イギリス北部に位置するスコットランドで、9月18日にイギリスからの独立の是非を問う住民投票が実施されます。賛成が過半数を占めれば、国土の3割を占める土地と、12分の1の人口530万人がイギリスから離脱し、2016年3月には独立国になります。
スコットランド行政府は、独立後もポンドを使用するつもりですが、イギリスのキャメロン首相は、独立したら通貨のポンドを使うことはできず、年金制度も別になるとしています。
エリザベス女王も政治的問題に言及し懸念を露わにするなか、一般人の世論調査や有名人の賛否表明など、独立への賛否は真っ二つ。
イギリスの正式名称は「The United Kingdom(グレートブリテンおよび北アイルランド連合王国)」。

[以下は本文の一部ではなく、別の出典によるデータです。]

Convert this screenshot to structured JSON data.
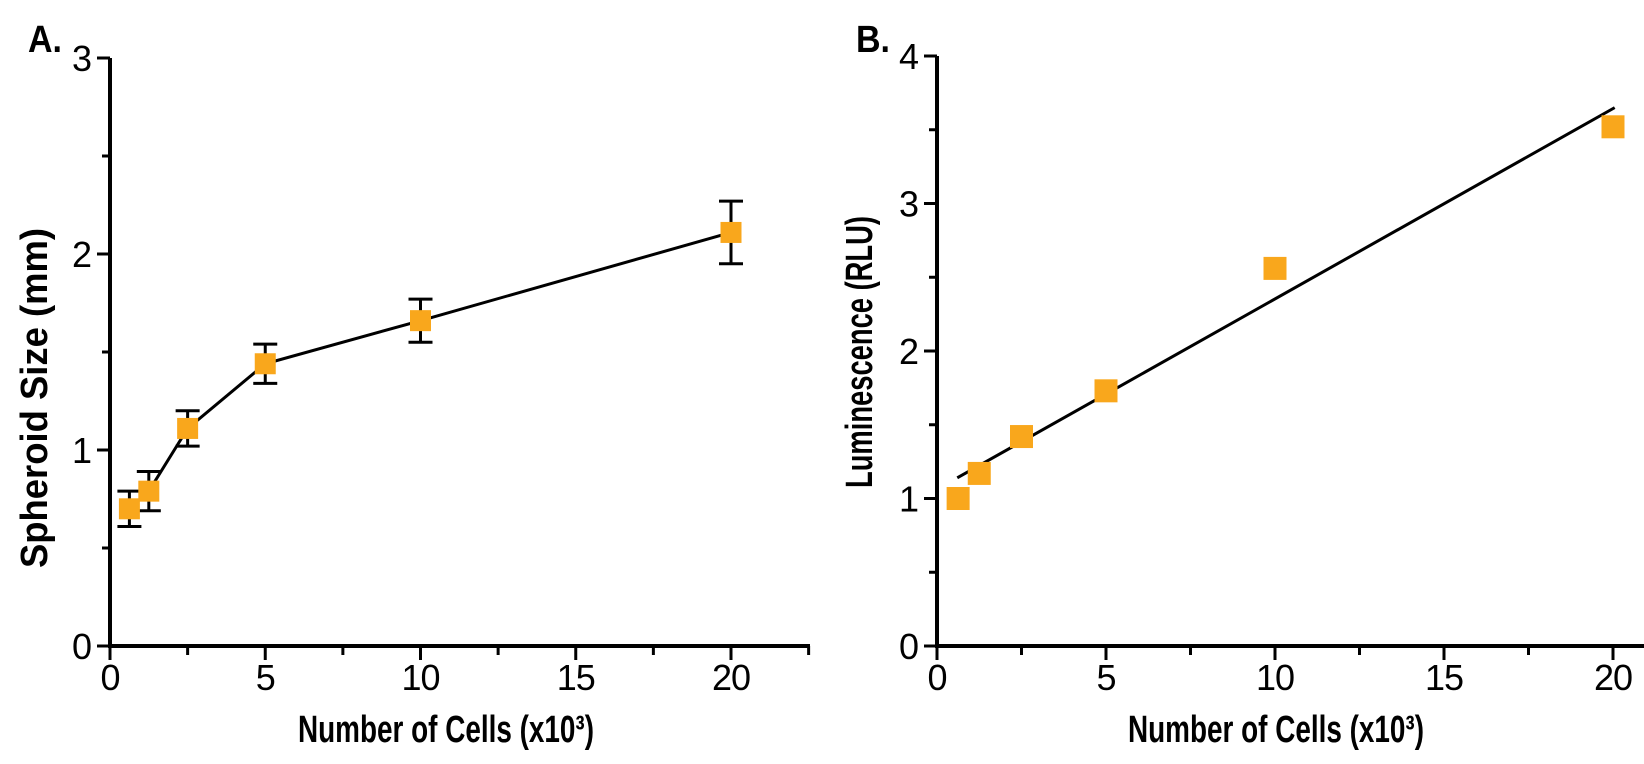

300年を超える歴史を持っています。
ニュースが”わかる”尊徳編集長の解説
Q.なぜ、スコットランドはイギリスから独立したいのですか?
A.独立した方が潤うと思ってるからじゃない?
決定的なのは1970年代に、主要な海域に北海油田が見つかったこと。莫大な収入があるのに、イギリス政府に財源を管理されていることが不満になったということだろう。
ヨーロッパに6ヵ国対抗ラグビーというのがある。イングランド、フランス、北アイルランド、イタリア、スコットランド、ウェールズの6つ。後から加わったフランス、イタリア以外はイギリスの自治区。”6ヵ国”というくらいだから、イギリスはいくつかの国がひとつになった王国ということ。サッカーもイングランド代表はワールドカップ常連だけど、スコットランド代表も当然あるわけで。オリンピックは国の代表だから、地域の代表は出られない。でも一つになろうとしてこなかった。もともと、違う国という意識も大きいのだ。
Q.日本の東北に匹敵する国土が離脱するようなものだとか。独立したらイギリスの国力が著しく低くなると思うのですが……。
A.そりゃ、国力は落ちるだろうよ。
国土の3分の1と人口の約1割がいなくなるわけだから。その分、領海も、領空も狭くなるし。